The Long Weekend: Life in the English Country House, 1918-1939
It is said that there is nothing quite as beautiful as an English country house in summer. And there has never been a summer quite like the summers between the two world wars, a period in which the sun set slowly on the British Empire and the shadows lengthened on the lawns of a thousand stately homes.
Life in the English country house during this period was often punctuated by glamorous parties and decadent gatherings, with all of the occupants above and below stairs conspiring to protect the idea and image of the country house.
Join historian and author Adrian Tinniswood as he discusses and illustrates these houses—some designed by the leading architects of the period such as Edwin Lutyens and Philip Tilden while others were bought up by the newly rich and “historicized” with salvaged bits from elsewhere. He will show some of the modernized new Art Deco decoration, such as the onyx-walled bathroom at Middleton Park, as well as the old faded grandeur of the inherited country house.

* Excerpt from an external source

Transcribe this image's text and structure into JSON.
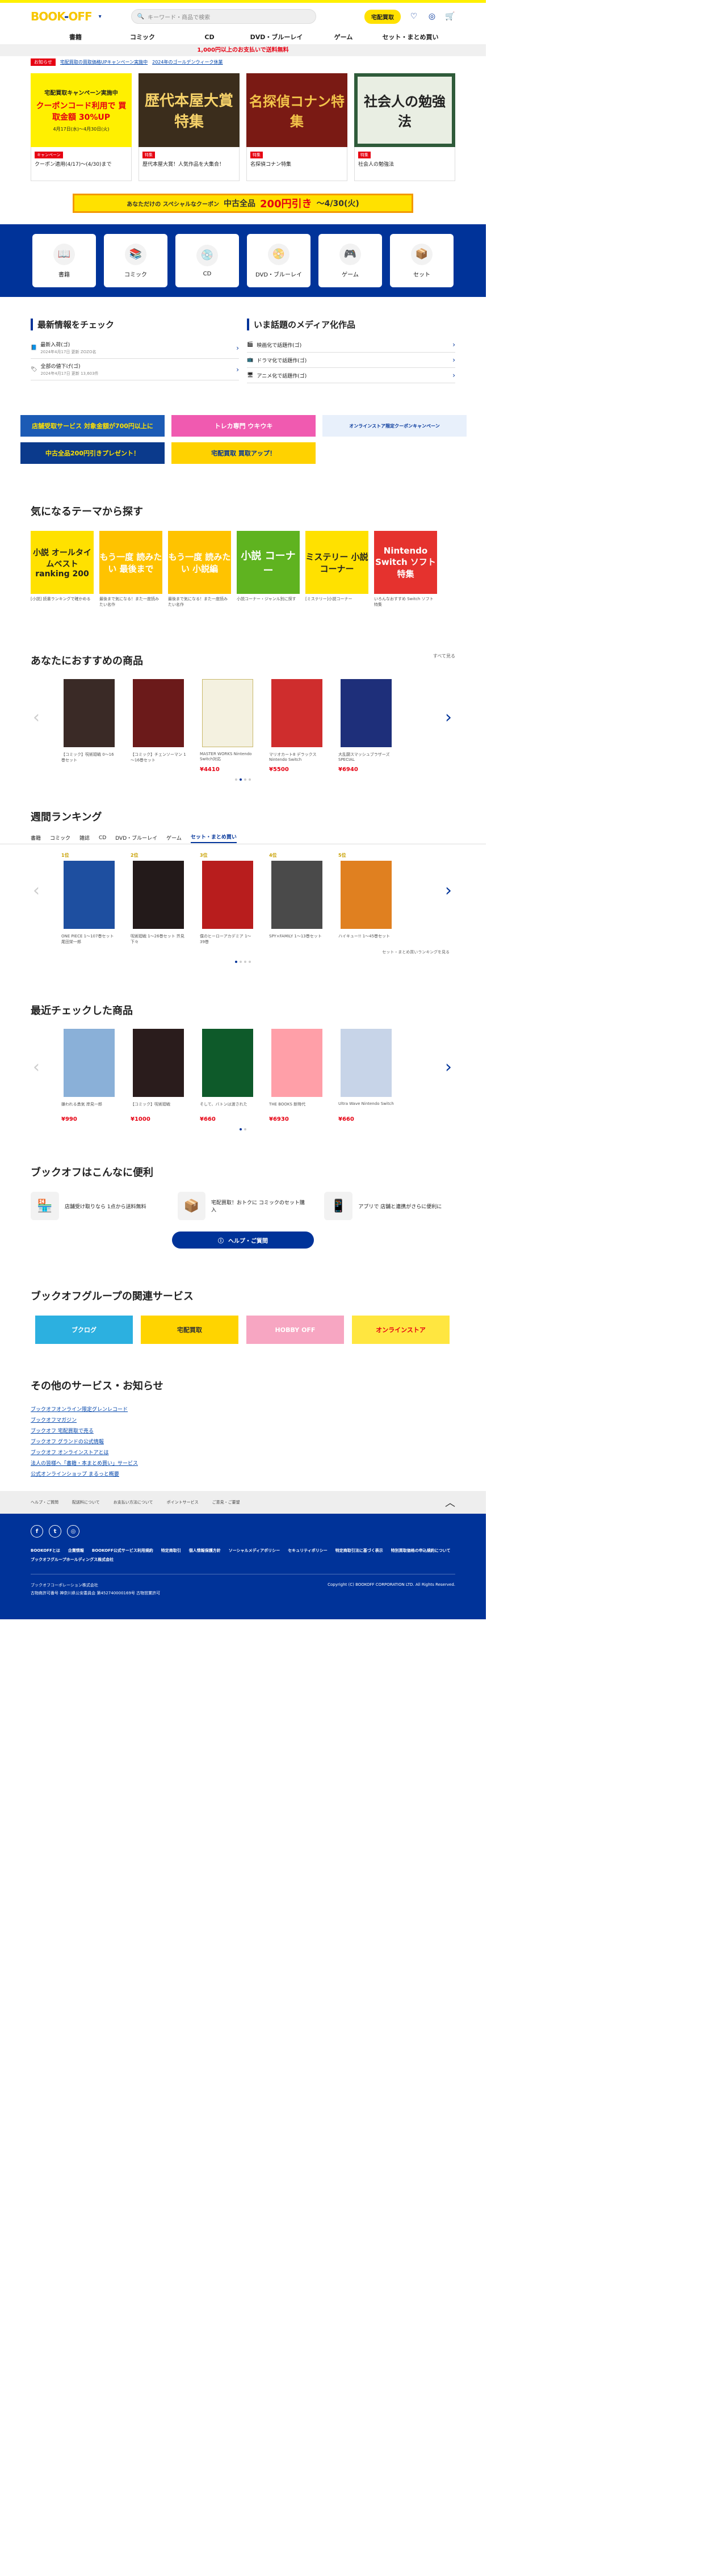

But above all, he will explore these homes through the lends of the house parties, or Saturday-to-Mondays, full of exhausting dress codes, extravagant parties, a full schedule of activities (including corridor creeping!), and a generation of characters. From society decorator Sibyl Colefax, burning rosemary on saucers so that her Chelsea villa might smell enticing to guests she hoped to bag as clients; to the future Edward VIII doing his needlepoint on a low modern sofa at the newly remodeled Fort Belvedere in Windsor Great Park.
Drawing on hundreds of memoirs and unpublished letters and diaries, on the eye-witness testimonies of belted earls and unhappy heiresses, Tinniswood’s lecture is filled with entertaining stories and gossip more fantastical than Downton Abbey.